“My rule – I don't join a service that I can't leave without switching costs – is my Ulysses Pact, and it's keeping me safe from danger I've sailed into too many times before.” @pluralistic https://pluralistic.net/2024/11/02/ulysses-pact/#tie-yourself-to-a-federated-mast
// i agree, for a long time held this line + abstained from BlueSky. but recently i’ve created a presence, tempted by people i want to converse with. i’m glad to contribute to an evacuation from x, but i feel ick too. i am taking too much on faith, without guard rails. again.
@interfluidity There's absolutely nothing wrong in ever diversifying your consumption habits -- as long as you don't let addiction kill other options in your habits down the road.
@akkartik i don’t really think of these as consumption choices. i am contributing or refraining to contribute to network effects, playing one small part in a game that shapes important contours of the future. there is a sense in which every consumption choice is “a vote”, but where network effects obtain the analogy is unusually strong. so there’s an ethical component. i feel like i did wrong by contributing (extraordinarily much!) to twitter, and feel i am risking sin on BlueSky
@interfluidity As a thought experiment, I think a parallel universe where everybody used Twitter as it grew popular but also was quick to adopt other networks like Diaspora and spend meaningful time on them -- this would be absolutely fine. What do you think?
I personally find a frame of personal resilience more actionable than ethics. What is good is what is adaptive in the long term. If you can adapt when your environment changes, you're likely behaving ethically.
@interfluidity I think the error was not in adopting Twitter, but in letting it cannibalize blogs and home pages.
@akkartik but time and attention are finite. Google murdering RSS helped, but I don’t think you can disentangle the rise of twitter from the fall of better alternatives.

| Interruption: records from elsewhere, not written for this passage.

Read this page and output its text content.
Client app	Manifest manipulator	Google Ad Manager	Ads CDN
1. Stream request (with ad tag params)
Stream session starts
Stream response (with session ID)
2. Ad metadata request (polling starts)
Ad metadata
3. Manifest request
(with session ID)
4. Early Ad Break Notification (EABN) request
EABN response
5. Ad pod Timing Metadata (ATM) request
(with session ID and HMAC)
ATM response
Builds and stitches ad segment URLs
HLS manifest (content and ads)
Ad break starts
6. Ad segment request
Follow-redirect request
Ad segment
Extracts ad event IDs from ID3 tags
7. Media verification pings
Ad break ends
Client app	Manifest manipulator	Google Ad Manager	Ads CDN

@akkartik personally, being adaptable and adaptive are great virtues. but socially, politically, i think it’s a mistake to presume people are as adaptable as you think it’d be in their own and our collective interest to be. 1/
@akkartik one of the great errors of the neoliberal experiment is i think was a presumption that people would just retrain or move to opportunity, make whatever changes it takes to maximize earnings. 2/
@akkartik in fact, even when the economic basis for their communities disappear, many people hold fast and try to preserve them. when the skills they have relied upon for decades become worthless, they don’t cheerfully start over to take a nurse’s assistant certificate at the community college. 3/
@akkartik one way to understand a lot of political controversy is as battles over who has to adjust as the world inevitably changes, and who gets to live just in the way they have become accustomed. it’s the latter, not the adapters, who represent the winners in politics. 4/
@akkartik descriptively, thinking about eg social networks, i think you’ll prove more correct predicting that most users are guided by inertia, rather than presuming the sane dynamism you might and should cultivate in yourself. /fin
@interfluidity I think you're right that this is the justifiable prediction to make. But should your actions be justified by predictions or prescriptions? Or what balance rather should we follow. We must use predictions some of the time. But I'd like to be guided by prescriptions as much as possible. Be the change I want to see in the world.
@akkartik i think your prescriptions have to be guided by ones (conditional) prescriptions. i’d not see a doctor who’d prescribe a drug she wouldn’t predict would meet a risk-benefit threshold. 1/
@akkartik being the change you want to see in the world is great, but not immune. lots of time there’s limited harm / cost / risk in it, so even if your predictions are pessimistic, a small chance of contributing to a virtuous network effect is worth it. especially if there’s a community that might make the same calculation. what complicates social choices is social outcomes are very difficult to predict, and small initiatives unpredictably yield avalanches! 2/
@akkartik so i’m definitely kind of with you in practice. i devote much of my time to enterprises i’m predictively pessimistic about that are actually very costly to me. but it’s precisely because i predict the predictiveness of my pessimism is limited that renders the practice quasi-justifiable! (it strikes me as quite analogous to to the famous irrational overconfidence of entrepreneurs.) /fin
@interfluidity Yes, the Angel investor mindset was also on my mind. Investing in businesses even though you know most of them will lose your money. An admirable mindset I can only aspire to.
@interfluidity That's an insane bar.